Across the district, 5.8% of all employed adults are food or hospitality workers, but those workers aren’t even concentrated throughout the city.  In the average precinct that voted ‘Yes’ for the Initiative, 6.7% of employed adults are food or hospitality workers, compared to only 3.5% in those that voted ‘No’.   

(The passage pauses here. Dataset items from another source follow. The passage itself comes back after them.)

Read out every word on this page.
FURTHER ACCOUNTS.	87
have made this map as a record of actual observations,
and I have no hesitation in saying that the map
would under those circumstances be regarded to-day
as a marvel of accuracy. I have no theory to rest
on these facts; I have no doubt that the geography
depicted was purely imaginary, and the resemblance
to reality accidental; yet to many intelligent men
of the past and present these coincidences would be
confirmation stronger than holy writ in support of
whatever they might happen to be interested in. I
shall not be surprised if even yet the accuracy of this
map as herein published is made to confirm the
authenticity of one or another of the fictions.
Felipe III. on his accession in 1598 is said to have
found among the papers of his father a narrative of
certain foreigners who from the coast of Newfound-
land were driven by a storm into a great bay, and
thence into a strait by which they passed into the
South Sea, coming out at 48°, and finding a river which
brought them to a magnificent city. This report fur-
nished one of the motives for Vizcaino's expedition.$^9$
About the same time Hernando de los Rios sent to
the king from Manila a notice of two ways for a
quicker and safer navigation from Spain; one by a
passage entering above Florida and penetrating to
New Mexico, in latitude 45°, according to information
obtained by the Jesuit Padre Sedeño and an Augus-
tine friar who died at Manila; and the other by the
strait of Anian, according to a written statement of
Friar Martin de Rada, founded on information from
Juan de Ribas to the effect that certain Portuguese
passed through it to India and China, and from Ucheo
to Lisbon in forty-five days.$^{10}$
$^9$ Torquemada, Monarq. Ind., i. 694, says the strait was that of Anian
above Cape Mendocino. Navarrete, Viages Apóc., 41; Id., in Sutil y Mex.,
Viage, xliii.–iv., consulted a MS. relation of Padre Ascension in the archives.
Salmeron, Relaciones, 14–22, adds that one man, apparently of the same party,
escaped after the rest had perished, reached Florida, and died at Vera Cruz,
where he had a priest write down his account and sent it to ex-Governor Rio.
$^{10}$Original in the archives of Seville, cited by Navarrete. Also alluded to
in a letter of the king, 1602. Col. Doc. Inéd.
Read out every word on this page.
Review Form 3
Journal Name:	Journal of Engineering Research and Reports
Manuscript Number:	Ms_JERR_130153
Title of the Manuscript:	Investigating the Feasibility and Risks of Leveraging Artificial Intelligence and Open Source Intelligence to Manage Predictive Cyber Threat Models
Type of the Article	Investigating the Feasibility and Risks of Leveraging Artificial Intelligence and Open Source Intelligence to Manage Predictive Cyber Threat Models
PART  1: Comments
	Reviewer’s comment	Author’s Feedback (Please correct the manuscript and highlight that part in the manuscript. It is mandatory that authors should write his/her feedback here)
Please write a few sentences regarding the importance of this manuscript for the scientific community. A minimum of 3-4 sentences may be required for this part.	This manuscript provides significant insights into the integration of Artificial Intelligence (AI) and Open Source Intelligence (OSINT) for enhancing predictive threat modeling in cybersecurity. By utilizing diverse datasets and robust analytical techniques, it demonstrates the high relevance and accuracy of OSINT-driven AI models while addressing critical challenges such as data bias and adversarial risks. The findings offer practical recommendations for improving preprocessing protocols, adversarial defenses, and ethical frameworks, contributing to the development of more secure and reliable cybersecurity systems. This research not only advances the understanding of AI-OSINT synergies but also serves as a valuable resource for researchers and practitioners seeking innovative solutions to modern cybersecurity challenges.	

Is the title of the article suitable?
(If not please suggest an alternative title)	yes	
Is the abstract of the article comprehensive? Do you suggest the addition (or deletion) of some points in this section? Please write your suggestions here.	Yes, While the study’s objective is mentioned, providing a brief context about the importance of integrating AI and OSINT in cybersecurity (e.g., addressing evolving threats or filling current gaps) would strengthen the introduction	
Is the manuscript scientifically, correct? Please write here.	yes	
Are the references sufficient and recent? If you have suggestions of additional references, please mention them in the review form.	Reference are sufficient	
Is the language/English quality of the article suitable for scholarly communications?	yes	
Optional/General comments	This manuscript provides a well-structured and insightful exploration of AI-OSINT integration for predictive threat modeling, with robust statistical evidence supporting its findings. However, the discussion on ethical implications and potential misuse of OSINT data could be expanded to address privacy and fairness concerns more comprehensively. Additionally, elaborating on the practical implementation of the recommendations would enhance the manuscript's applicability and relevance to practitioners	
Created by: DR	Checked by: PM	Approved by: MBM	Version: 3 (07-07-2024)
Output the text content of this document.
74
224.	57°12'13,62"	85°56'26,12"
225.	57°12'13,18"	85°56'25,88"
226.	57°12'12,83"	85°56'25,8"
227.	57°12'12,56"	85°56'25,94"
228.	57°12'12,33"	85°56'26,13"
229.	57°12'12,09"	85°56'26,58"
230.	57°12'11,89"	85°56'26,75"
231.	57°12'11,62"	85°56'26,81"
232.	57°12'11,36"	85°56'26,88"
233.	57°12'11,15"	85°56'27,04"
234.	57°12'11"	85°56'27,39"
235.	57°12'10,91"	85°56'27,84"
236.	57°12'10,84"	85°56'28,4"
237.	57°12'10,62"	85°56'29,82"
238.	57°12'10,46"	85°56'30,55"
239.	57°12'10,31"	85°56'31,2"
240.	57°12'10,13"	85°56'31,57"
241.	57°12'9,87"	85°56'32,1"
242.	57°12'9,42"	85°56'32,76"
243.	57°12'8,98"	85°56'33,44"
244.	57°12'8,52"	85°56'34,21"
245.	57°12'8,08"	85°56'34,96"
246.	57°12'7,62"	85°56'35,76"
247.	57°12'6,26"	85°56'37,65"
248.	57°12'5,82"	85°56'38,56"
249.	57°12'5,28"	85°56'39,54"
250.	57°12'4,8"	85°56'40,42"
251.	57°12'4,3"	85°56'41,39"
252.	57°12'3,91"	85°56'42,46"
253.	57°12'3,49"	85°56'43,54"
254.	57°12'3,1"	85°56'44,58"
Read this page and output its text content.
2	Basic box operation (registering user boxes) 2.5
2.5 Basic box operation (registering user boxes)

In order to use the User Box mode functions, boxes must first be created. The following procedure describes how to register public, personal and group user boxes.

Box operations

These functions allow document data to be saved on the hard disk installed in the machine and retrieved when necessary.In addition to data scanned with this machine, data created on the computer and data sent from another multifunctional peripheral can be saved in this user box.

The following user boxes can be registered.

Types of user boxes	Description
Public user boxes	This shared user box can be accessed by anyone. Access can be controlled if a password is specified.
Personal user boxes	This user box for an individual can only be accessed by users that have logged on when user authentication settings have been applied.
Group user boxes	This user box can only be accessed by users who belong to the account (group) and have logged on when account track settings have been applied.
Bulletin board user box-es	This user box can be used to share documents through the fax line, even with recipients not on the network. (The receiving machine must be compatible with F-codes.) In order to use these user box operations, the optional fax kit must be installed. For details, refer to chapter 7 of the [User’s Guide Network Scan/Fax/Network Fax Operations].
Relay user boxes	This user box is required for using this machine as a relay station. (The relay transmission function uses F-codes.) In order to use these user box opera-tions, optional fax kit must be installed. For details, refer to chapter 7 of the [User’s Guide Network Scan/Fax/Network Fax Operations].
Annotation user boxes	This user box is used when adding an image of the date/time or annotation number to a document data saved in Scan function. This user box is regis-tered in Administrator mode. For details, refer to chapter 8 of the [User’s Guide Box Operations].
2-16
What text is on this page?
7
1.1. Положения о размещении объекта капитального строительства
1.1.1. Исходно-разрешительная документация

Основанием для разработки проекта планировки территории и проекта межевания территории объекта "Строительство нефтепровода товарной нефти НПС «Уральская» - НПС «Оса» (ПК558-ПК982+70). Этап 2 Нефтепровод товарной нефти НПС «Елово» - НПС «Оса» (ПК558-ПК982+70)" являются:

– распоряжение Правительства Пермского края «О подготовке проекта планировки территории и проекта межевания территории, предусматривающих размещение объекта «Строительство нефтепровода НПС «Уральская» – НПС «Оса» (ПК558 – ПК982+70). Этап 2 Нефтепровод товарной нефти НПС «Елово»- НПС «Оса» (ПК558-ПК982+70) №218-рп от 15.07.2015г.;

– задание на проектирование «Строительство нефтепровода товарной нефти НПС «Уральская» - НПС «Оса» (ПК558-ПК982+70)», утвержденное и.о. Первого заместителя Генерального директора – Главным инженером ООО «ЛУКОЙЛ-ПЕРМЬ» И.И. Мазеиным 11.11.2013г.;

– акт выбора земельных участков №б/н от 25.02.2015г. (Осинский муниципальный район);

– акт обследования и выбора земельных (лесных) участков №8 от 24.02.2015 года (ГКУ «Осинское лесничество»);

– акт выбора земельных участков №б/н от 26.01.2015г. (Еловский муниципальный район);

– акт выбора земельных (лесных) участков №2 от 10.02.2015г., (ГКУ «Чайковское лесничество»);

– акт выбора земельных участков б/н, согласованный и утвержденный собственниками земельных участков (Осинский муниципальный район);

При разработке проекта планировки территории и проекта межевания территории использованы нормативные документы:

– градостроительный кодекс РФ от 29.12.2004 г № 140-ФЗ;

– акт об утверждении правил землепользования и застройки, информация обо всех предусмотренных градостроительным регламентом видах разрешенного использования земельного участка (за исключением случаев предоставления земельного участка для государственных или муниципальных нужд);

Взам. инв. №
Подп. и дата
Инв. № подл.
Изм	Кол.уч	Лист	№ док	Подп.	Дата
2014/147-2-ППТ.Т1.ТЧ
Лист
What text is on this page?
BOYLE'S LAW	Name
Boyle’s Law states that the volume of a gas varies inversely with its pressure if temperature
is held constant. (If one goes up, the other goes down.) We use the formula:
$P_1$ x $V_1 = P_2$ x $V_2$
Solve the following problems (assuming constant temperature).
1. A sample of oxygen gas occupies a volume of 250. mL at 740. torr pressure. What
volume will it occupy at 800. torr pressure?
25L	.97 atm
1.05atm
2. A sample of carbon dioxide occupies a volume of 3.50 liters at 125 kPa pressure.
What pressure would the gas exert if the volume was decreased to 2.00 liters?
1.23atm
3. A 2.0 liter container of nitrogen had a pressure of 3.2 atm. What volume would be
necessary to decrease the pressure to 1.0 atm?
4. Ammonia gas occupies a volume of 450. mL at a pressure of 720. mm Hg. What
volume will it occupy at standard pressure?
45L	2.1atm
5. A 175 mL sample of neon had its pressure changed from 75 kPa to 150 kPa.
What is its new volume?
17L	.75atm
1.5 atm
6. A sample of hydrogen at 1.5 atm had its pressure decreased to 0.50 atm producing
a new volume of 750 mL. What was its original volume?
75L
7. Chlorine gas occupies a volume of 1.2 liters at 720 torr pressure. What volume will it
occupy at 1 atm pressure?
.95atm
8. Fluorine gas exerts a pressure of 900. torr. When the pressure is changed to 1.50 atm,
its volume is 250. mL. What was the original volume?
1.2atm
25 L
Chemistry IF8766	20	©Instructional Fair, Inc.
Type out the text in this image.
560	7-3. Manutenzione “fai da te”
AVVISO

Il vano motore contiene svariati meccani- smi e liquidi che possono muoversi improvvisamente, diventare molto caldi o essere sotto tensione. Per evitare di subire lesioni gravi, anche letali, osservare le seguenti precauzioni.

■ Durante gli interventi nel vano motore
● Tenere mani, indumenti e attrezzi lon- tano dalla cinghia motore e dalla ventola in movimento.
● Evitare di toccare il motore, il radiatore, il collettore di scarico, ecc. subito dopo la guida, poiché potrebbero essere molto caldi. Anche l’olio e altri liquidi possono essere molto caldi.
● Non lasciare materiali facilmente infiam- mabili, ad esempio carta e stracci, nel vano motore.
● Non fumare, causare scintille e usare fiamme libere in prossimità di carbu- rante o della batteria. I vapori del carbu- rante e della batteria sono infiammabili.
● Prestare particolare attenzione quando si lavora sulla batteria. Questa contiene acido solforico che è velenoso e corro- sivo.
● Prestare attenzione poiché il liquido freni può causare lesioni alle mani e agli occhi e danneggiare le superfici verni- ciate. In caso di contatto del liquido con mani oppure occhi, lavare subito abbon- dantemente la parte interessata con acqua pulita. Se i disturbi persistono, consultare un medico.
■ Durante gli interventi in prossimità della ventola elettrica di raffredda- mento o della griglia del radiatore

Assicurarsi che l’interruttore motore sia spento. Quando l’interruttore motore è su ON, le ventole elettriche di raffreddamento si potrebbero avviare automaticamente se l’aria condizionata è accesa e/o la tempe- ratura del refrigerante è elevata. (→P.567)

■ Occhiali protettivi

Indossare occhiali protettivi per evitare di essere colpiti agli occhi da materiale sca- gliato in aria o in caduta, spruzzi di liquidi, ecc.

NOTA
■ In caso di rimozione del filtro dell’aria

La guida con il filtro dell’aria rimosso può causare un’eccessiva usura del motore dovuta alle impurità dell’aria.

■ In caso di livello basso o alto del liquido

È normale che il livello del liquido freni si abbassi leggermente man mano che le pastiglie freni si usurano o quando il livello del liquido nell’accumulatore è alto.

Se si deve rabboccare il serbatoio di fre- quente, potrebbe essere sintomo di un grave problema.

Perhaps not surprisingly, the precincts with the lowest level of support for Initiative 77 are the ones where voters are very unlikely to have a neighbor who relies on tips.  In Precinct 5, home to Georgetown Cupcake, only 1% of employed adults are food or hospitality workers — and only 37% of voters said ‘Yes’ to Initiative 77, the lowest rate of any precinct in the district.  Virtually none of the cities’ food and hospitality workers live in the Potomac-facing western neighborhoods voting ‘No’ to raise the tipped minimum wage.

All 29 precincts where more than 10% of employed adults are food or hospitality workers voted ‘Yes,’ like Precinct 120, near the Congress Heights Metro Stop in Southeast D.C., where 74% of votes were to pass Initiative 77.

Recalling her experiences working at Hot Shoppes as a waitress in Washington D.C. in 1970, Angie Whitehurst of Ward 4, now a StreetSense vendor, described the barriers facing tipped workers, who make an average wage of $14.41 an hour including tips according to the Economic Policy Center.   “Most tipped workers do not have the benefits that the top 1% in this city have.  If they take a day off, that’s a day without pay.  It costs too much money just to take the bus to and from work,” Whitehurst said.  “It’s an unlivable wage, and it’s like gambling.”